I walk around the the cicada-covered trees. Magicada’s survival strategy is “predator satiation” which means they appear in unbelievable, crowded numbers and overwhelm the environment. Despite having little defenses most survive to mate.

READ MORE: FINDING GOD IN THE WILD

Hundreds are molting. Some are frozen waiting for their wings to strengthen. Others are just beginning to shed their skin.  Nymphs climb over newly emerged fragile cicadas and I find myself helping some that have fallen. I carry them to places where their pink wings can spread and harden.

My favorite part, the a-ha moment that I wait for, is when the cicada pulls himself free and holds on to the shell of its old self while his wings strengthen, a brave leap of faith that takes my breath away. I watch the surrender, the rebirth, again and again. I never tire of seeing it—a secret of God it seems, a window to His grace.

Time stops and I stand in the moment, thinking about everything.  How the last time the cicadas were here my sister was alive. Who would have thought she would die healthy in her sleep at 45? My sons weren’t born. I always imagined a daughter, but a son, two sons, blessings and love, the depths I never could have known.

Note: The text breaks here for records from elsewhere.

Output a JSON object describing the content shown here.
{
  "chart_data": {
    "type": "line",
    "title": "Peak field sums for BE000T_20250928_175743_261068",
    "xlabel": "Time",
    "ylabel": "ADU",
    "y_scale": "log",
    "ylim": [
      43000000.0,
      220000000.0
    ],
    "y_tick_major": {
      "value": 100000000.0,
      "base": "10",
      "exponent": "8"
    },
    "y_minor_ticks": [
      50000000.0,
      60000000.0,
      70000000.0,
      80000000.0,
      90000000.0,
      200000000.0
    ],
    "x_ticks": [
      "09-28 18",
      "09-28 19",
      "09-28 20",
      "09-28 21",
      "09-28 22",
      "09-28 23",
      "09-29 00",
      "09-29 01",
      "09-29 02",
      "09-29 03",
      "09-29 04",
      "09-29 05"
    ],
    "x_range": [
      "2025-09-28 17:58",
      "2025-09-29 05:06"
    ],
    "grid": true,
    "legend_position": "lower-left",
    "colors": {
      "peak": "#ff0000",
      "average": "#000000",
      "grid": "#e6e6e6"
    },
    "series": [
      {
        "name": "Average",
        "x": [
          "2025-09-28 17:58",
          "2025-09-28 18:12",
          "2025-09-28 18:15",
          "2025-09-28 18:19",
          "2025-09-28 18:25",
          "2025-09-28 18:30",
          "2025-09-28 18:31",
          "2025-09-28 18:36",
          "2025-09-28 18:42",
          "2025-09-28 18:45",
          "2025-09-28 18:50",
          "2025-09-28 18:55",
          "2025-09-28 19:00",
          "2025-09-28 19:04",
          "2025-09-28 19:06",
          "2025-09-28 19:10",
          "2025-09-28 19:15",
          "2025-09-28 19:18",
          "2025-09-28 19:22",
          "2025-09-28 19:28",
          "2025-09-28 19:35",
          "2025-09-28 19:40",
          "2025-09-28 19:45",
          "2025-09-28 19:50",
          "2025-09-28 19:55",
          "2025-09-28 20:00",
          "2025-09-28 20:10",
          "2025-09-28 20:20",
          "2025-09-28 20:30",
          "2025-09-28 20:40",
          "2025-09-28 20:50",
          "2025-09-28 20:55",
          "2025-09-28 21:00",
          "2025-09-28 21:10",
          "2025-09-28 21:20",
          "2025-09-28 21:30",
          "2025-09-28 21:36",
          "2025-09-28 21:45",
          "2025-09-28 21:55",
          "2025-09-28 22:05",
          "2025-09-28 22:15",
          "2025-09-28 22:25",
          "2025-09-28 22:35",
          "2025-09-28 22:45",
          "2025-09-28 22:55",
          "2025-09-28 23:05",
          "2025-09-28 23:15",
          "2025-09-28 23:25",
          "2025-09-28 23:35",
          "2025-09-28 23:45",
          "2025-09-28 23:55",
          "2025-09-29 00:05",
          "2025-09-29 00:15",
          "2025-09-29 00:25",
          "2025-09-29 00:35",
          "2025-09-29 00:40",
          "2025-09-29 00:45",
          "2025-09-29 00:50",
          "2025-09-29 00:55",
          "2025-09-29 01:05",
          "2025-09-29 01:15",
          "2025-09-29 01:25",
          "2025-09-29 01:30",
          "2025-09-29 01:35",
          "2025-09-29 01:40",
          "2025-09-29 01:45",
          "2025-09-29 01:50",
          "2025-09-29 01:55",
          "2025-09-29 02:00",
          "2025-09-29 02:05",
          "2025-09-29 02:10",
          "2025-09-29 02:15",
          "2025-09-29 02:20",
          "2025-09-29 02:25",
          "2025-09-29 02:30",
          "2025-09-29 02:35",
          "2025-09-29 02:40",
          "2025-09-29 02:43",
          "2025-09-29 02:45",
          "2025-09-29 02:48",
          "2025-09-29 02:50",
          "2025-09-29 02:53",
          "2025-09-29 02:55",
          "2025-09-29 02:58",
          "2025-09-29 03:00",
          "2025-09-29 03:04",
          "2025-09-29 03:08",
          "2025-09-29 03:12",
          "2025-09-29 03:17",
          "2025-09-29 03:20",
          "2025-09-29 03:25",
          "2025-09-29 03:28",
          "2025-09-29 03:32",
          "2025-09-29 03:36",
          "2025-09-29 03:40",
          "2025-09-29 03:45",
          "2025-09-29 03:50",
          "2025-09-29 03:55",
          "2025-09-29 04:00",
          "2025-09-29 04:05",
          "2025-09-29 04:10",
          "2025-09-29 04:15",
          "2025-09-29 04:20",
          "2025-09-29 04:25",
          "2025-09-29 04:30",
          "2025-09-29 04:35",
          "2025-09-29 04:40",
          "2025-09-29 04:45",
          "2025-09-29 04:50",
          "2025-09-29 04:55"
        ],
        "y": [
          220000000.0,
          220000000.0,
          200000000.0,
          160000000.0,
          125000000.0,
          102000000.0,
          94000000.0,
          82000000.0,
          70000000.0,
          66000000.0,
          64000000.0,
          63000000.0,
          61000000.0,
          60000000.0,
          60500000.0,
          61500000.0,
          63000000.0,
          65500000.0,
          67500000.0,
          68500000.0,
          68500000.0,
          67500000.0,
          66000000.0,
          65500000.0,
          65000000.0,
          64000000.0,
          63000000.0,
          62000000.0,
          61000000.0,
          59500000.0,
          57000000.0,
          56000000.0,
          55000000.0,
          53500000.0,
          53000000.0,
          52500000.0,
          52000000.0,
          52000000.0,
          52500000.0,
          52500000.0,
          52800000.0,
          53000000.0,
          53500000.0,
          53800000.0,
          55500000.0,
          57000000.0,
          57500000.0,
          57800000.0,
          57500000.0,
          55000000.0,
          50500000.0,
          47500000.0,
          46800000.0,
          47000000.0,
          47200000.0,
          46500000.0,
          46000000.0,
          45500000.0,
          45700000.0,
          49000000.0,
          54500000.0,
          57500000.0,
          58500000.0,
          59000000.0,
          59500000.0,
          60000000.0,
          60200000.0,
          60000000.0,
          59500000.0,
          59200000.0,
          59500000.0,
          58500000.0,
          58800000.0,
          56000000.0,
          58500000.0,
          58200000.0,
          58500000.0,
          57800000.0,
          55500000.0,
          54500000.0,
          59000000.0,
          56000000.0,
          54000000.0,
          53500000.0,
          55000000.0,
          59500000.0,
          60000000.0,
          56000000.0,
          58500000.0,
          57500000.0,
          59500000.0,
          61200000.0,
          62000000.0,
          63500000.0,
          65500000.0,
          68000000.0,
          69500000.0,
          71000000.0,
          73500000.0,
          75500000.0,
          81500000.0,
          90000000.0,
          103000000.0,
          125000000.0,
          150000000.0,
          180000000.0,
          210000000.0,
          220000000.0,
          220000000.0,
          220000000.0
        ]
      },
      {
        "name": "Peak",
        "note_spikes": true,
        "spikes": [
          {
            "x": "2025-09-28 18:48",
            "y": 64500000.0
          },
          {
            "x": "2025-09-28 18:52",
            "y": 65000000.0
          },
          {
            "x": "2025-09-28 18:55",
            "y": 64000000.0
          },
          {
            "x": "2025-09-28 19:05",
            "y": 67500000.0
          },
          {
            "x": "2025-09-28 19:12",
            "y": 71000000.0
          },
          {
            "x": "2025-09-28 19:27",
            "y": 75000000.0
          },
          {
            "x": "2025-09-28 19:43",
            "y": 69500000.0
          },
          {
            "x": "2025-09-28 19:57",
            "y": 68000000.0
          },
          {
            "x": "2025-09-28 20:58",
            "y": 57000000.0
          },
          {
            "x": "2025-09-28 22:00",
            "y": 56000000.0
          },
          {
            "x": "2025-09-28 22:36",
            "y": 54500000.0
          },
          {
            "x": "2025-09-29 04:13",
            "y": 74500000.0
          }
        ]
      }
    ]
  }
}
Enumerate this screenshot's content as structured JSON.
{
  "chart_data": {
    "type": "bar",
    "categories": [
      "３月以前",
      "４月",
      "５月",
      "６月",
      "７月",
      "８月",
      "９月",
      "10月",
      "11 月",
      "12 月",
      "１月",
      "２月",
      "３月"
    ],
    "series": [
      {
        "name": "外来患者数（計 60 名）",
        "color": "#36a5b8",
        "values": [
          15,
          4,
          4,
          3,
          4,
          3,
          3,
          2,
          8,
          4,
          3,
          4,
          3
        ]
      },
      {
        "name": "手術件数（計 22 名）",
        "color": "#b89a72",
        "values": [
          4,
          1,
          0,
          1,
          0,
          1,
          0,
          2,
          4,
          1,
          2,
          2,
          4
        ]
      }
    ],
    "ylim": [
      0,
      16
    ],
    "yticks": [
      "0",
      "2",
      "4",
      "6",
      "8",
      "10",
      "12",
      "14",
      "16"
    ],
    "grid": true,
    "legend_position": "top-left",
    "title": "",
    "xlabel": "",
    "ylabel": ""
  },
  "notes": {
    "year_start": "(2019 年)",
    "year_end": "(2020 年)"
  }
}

Up close the cicadas are beautiful and ugly at the same time. Their red eyes give them a scary edge and I think about how we fear what we don’t understand. So often we resist change out of fear. Knowing the cicada’s history and all they’ve gone through is cause for respect. Here, their perseverance a testament of beauty.

Change is contagious. I look back on the dark times that I’ve been through since the last time the cicadas came. Like them, I had to climb out of the darkness of losing my sister. With time and faith, grief cracked open and let in light. Grief itself grows its own wings.

Morning after morning I get up just as the sun crests the tree tops and watch the wonder. I cherish these precious days knowing they are finite and I’ll have to wait another 17 years to witness it again—and only God knows what those years will bring.

In the end, all that was left was the Magicicada’s shed skin. Ghosts of who they had been piled beneath trees, scattered in the lawn, stuck in the crevices of the siding of our home, on the undersides of tree limbs—reminders of their ephemeral blessing—and a nudge from heaven to persevere through darkness. Trust change.  Let go. Shed what what we no longer need. Leave it behind and fly.